When You Hate That Book That Everyone Loves

So, there's this book. A plucky band of travelers - some of them aliens! - have adventures in space. I'm not going to get more specific than that because I'm going to say Mean Things about it, I'm a writer not a reviewer, and there is such a thing as Writer's Karma. Sorry about that. However, judging by the rapturous reviews it's getting, The Book will probably appeal to you even if it doesn't appeal to me.

Anyhow...

This book - a newish book, 2014 or thereabouts - was recommended on io9.com, which is where I've recently been getting my recommendations. It's also on the shortlist for the UK's biggest SF book award. So I bought it. And I read it. And it was bad.

Not Eye of Argon bad. But childish.
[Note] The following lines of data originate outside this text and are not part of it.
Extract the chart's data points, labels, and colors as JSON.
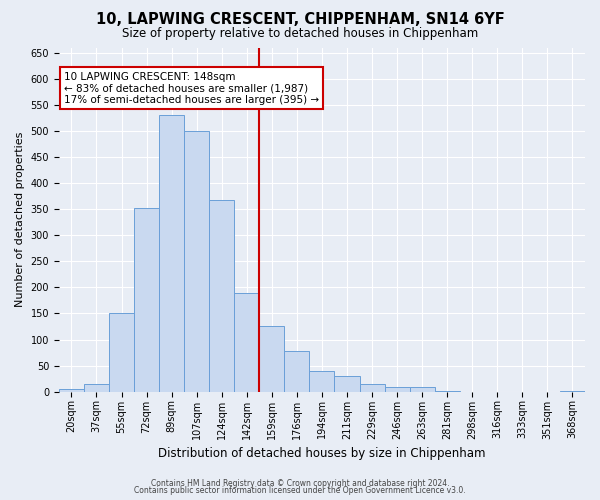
{
  "title": "10, LAPWING CRESCENT, CHIPPENHAM, SN14 6YF",
  "subtitle": "Size of property relative to detached houses in Chippenham",
  "xlabel": "Distribution of detached houses by size in Chippenham",
  "ylabel": "Number of detached properties",
  "bar_labels": [
    "20sqm",
    "37sqm",
    "55sqm",
    "72sqm",
    "89sqm",
    "107sqm",
    "124sqm",
    "142sqm",
    "159sqm",
    "176sqm",
    "194sqm",
    "211sqm",
    "229sqm",
    "246sqm",
    "263sqm",
    "281sqm",
    "298sqm",
    "316sqm",
    "333sqm",
    "351sqm",
    "368sqm"
  ],
  "bar_values": [
    5,
    14,
    150,
    352,
    530,
    500,
    368,
    190,
    125,
    78,
    40,
    30,
    14,
    8,
    8,
    2,
    0,
    0,
    0,
    0,
    1
  ],
  "bar_color": "#c9d9f0",
  "bar_edge_color": "#6a9fd8",
  "vline_color": "#cc0000",
  "annotation_title": "10 LAPWING CRESCENT: 148sqm",
  "annotation_line1": "← 83% of detached houses are smaller (1,987)",
  "annotation_line2": "17% of semi-detached houses are larger (395) →",
  "annotation_box_color": "#ffffff",
  "annotation_box_edge": "#cc0000",
  "ylim": [
    0,
    660
  ],
  "yticks": [
    0,
    50,
    100,
    150,
    200,
    250,
    300,
    350,
    400,
    450,
    500,
    550,
    600,
    650
  ],
  "footer1": "Contains HM Land Registry data © Crown copyright and database right 2024.",
  "footer2": "Contains public sector information licensed under the Open Government Licence v3.0.",
  "bg_color": "#e8edf5",
  "plot_bg_color": "#e8edf5",
  "title_fontsize": 10.5,
  "subtitle_fontsize": 8.5,
  "xlabel_fontsize": 8.5,
  "ylabel_fontsize": 8,
  "tick_fontsize": 7,
  "annotation_fontsize": 7.5,
  "footer_fontsize": 5.5
}
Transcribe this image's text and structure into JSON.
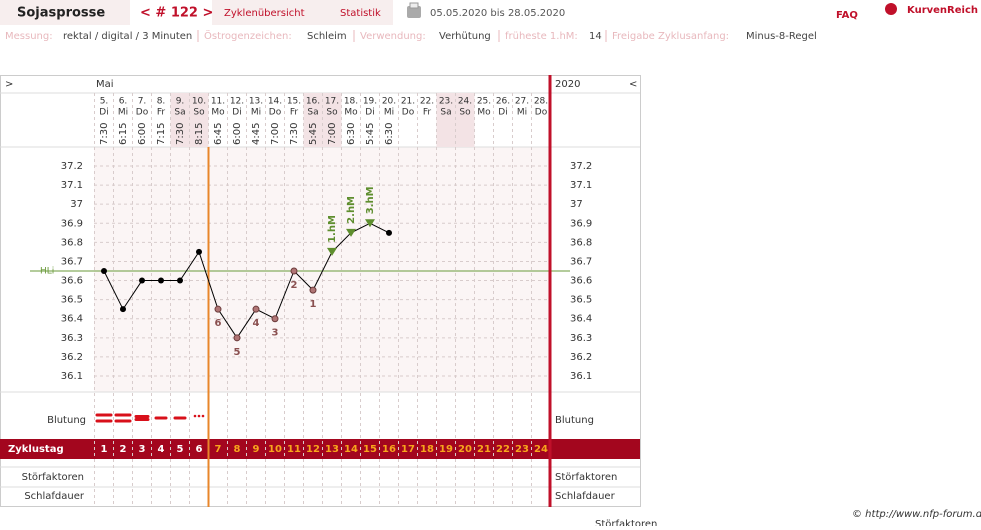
{
  "header": {
    "user": "Sojasprosse",
    "cycle_nav": "< # 122 >",
    "tabs": [
      "Zyklenübersicht",
      "Statistik"
    ],
    "date_range": "05.05.2020 bis 28.05.2020",
    "faq": "FAQ",
    "logo": "KurvenReich"
  },
  "settings": [
    {
      "label": "Messung:",
      "value": "rektal / digital / 3 Minuten"
    },
    {
      "label": "Östrogenzeichen:",
      "value": "Schleim"
    },
    {
      "label": "Verwendung:",
      "value": "Verhütung"
    },
    {
      "label": "früheste 1.hM:",
      "value": 14
    },
    {
      "label": "Freigabe Zyklusanfang:",
      "value": "Minus-8-Regel"
    }
  ],
  "chart": {
    "nav_left": ">",
    "month": "Mai",
    "year": "2020",
    "nav_right": "<",
    "temp_ticks": [
      37.2,
      37.1,
      37,
      36.9,
      36.8,
      36.7,
      36.6,
      36.5,
      36.4,
      36.3,
      36.2,
      36.1
    ],
    "hli_label": "HLi",
    "hli_value": 36.65,
    "days": [
      {
        "day": "5.",
        "weekday": "Di",
        "time": "7:30",
        "temp": 36.65,
        "cycle_day": 1,
        "bleeding": "heavy"
      },
      {
        "day": "6.",
        "weekday": "Mi",
        "time": "6:15",
        "temp": 36.45,
        "cycle_day": 2,
        "bleeding": "heavy"
      },
      {
        "day": "7.",
        "weekday": "Do",
        "time": "6:00",
        "temp": 36.6,
        "cycle_day": 3,
        "bleeding": "medium"
      },
      {
        "day": "8.",
        "weekday": "Fr",
        "time": "7:15",
        "temp": 36.6,
        "cycle_day": 4,
        "bleeding": "light"
      },
      {
        "day": "9.",
        "weekday": "Sa",
        "time": "7:30",
        "temp": 36.6,
        "cycle_day": 5,
        "bleeding": "light"
      },
      {
        "day": "10.",
        "weekday": "So",
        "time": "8:15",
        "temp": 36.75,
        "cycle_day": 6,
        "bleeding": "spotting"
      },
      {
        "day": "11.",
        "weekday": "Mo",
        "time": "6:45",
        "temp": 36.45,
        "cycle_day": 7,
        "low_label": 6
      },
      {
        "day": "12.",
        "weekday": "Di",
        "time": "6:00",
        "temp": 36.3,
        "cycle_day": 8,
        "low_label": 5
      },
      {
        "day": "13.",
        "weekday": "Mi",
        "time": "4:45",
        "temp": 36.45,
        "cycle_day": 9,
        "low_label": 4
      },
      {
        "day": "14.",
        "weekday": "Do",
        "time": "7:00",
        "temp": 36.4,
        "cycle_day": 10,
        "low_label": 3
      },
      {
        "day": "15.",
        "weekday": "Fr",
        "time": "7:30",
        "temp": 36.65,
        "cycle_day": 11,
        "low_label": 2
      },
      {
        "day": "16.",
        "weekday": "Sa",
        "time": "5:45",
        "temp": 36.55,
        "cycle_day": 12,
        "low_label": 1
      },
      {
        "day": "17.",
        "weekday": "So",
        "time": "7:00",
        "temp": 36.75,
        "cycle_day": 13,
        "hm_label": "1.hM"
      },
      {
        "day": "18.",
        "weekday": "Mo",
        "time": "6:30",
        "temp": 36.85,
        "cycle_day": 14,
        "hm_label": "2.hM"
      },
      {
        "day": "19.",
        "weekday": "Di",
        "time": "5:45",
        "temp": 36.9,
        "cycle_day": 15,
        "hm_label": "3.hM"
      },
      {
        "day": "20.",
        "weekday": "Mi",
        "time": "6:30",
        "temp": 36.85,
        "cycle_day": 16
      },
      {
        "day": "21.",
        "weekday": "Do",
        "cycle_day": 17
      },
      {
        "day": "22.",
        "weekday": "Fr",
        "cycle_day": 18
      },
      {
        "day": "23.",
        "weekday": "Sa",
        "cycle_day": 19
      },
      {
        "day": "24.",
        "weekday": "So",
        "cycle_day": 20
      },
      {
        "day": "25.",
        "weekday": "Mo",
        "cycle_day": 21
      },
      {
        "day": "26.",
        "weekday": "Di",
        "cycle_day": 22
      },
      {
        "day": "27.",
        "weekday": "Mi",
        "cycle_day": 23
      },
      {
        "day": "28.",
        "weekday": "Do",
        "cycle_day": 24
      }
    ],
    "row_labels": {
      "bleeding": "Blutung",
      "cycle_day": "Zyklustag",
      "disturbances": "Störfaktoren",
      "sleep": "Schlafdauer"
    }
  },
  "footer": "© http://www.nfp-forum.de"
}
With paper-thin characters and a plot that was picaresque at best. The best way to sum it up is "It's the future, and everybody is really, really nice." The author seems petrified of conflict. When characters have problems, they just talk things out and everything gets better. (Also, war is bad, and if you're in love, then your species shouldn't matter.) So if you're suffering from PTSD and you're afraid that any fiction you read will be a "trigger," then this is the book for you.

To be clear, I understand and support the idea of comfort fiction. I couldn't have gotten through childhood without P.G. Wodehouse, Susan Cowper, and Josephine Tey. But this book has the kind of problems that most writers struggle with in Year One of their careers. And everybody loves it.

So are they crazy, or am I? Have I wasted years trying to make believable characters? Are plots that actually extend across the length of the book just unnecessary? Is all that "writer's craft" stuff simply bullshit?